Vince shirt, $158 @ Nordstrom; Clover Canyon pants, $220 @ Arafina; Serena cuff, $128 @ Henri Bendel; Lucky Brand cuff, $45 @ Lucky Brand; Stacey Johnson earrings, $89 @ Statement; necklaces, $39 and $29 @ Len Druskin; shoes and rings, stylist’s own
Growing up in the family business, Sarah Bellamy has played just about every part at Penumbra Theatre: from restroom cleaner to box-office worker to associate producer to writer of the intellectually provocative study guides that contextualize the plays performed by one of the nation’s most prominent African American companies.
Perhaps her effortless role-switching is a result of the years she spent as a teenager performing alongside her father, Lou, who founded Penumbra in 1976. Today, this versatility has helped Bellamy become the theater’s leading lady, working alongside her father, now as co-artistic director. Bellamy transitioned into the job in January as part of a five-year succession plan to pass the torch from dad to daughter.

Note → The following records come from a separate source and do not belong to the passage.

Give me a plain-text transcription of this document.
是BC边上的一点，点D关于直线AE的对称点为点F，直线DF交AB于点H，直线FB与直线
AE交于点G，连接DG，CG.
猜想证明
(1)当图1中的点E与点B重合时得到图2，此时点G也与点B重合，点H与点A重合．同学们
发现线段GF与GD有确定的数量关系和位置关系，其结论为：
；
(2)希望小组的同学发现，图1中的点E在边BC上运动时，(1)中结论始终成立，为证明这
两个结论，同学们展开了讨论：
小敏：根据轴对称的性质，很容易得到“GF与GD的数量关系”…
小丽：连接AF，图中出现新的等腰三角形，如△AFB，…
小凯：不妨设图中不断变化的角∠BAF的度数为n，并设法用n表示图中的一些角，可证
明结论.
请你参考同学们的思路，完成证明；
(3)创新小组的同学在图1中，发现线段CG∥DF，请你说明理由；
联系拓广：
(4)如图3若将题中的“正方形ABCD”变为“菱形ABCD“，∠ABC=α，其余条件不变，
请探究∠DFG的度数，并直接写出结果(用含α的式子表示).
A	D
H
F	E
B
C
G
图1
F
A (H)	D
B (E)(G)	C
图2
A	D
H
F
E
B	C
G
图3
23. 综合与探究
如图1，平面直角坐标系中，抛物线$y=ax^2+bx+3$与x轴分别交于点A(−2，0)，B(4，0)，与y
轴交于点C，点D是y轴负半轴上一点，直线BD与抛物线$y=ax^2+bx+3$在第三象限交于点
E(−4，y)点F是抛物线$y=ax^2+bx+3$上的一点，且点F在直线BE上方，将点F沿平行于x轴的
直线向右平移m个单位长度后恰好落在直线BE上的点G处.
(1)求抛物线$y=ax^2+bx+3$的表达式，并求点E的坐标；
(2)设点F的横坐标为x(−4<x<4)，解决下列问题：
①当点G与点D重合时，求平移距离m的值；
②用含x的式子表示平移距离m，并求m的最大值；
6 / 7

“It’s gone better than either Lou or I anticipated,” she says. (Yes, she calls him Lou.) “We’ve been working together on and off for the last 20 years, and we just have a rhythm established.”
For Bellamy, Penumbra encompasses both literal and metaphoric bloodlines. “I’ve known the company since I was a baby, so they all feel like my aunties and uncles,” she says.
A homey atmosphere is reflected in her ultra-casual work wardrobe, conducive to pushing around not only paperwork but set pieces as well. Bellamy’s penchant for simple, understated clothing is a sharp departure from her younger years. “In my early 20s, when I saw anything flashy, I was like, I want it; I need it,” she laughs. These days, she favors well-crafted silk blouses and soft knitwear, both at the theater and in her bright blue 1883 Victorian home. “As I’ve gotten older, I’ve gotten more comfortable wearing clothes that fit me rather than me trying to fit the clothes.”
Vince dress, $425 @ Nordstrom; Lucky Brand cuff, $45 @ Lucky Brand; Stacey Johnson earrings, $79 @ Statement, leggings, her own; belt and jewelry, stylist’s own
Yet her high-level role in the arts community means that workwear can also be black-tie: When the season for premieres and galas rolls around, Bellamy isn’t shy about taking on a more glam persona. “I love doing makeup and hair,” she says. “I remember my mom putting on makeup and thinking she was so beautiful. I bugged all the makeup artists at the theater to fix me up when I was a kid, too.”
Any pro tips she picked up didn’t stop Bellamy from making the inevitable mistakes—she reminisces woefully about eras heavy on bright eye shadow and dark lip liner. She’s since settled on a more minimal, polished beauty routine, always emphasizing her eyebrows, which Bellamy calls her “signature feature.” That and her thick, curly hair, which she occasionally wears straight—a look that shifts not just her appearance, but her identity. “I’m a multiracial person, and different parts of my ethnicity definitely come out depending how I’m wearing my hair,” she explains.
At Penumbra, too, Bellamy projects her own vision while representing a continuity of her father’s work that has made the theater so vital in the community. This year’s season highlights female playwrights, and the theater continues to push education efforts, including workshops that explore racial representation and a summer program to encourage teens interested in activism and the arts. It’s Bellamy’s way of ensuring that Penumbra’s values will continue with the next generation.
“This theater has always been a place where young people can test and learn and grow,” says Bellamy.
Sarah Bellamy’s Style Crib Sheet
- Favorite shops: Nordstrom. Nordstrom Rack. Len Druskin. “And J.Crew—I’m not even going to front: I like linen shirts.”
- Must-have makeup: NARS blush in Torrid, NARS lipsticks, and Sephora lip-gloss.
- What you will never see her in: Sequins.
- Biggest style temptations: Silk blouses and tunics, and anything with a daring cut.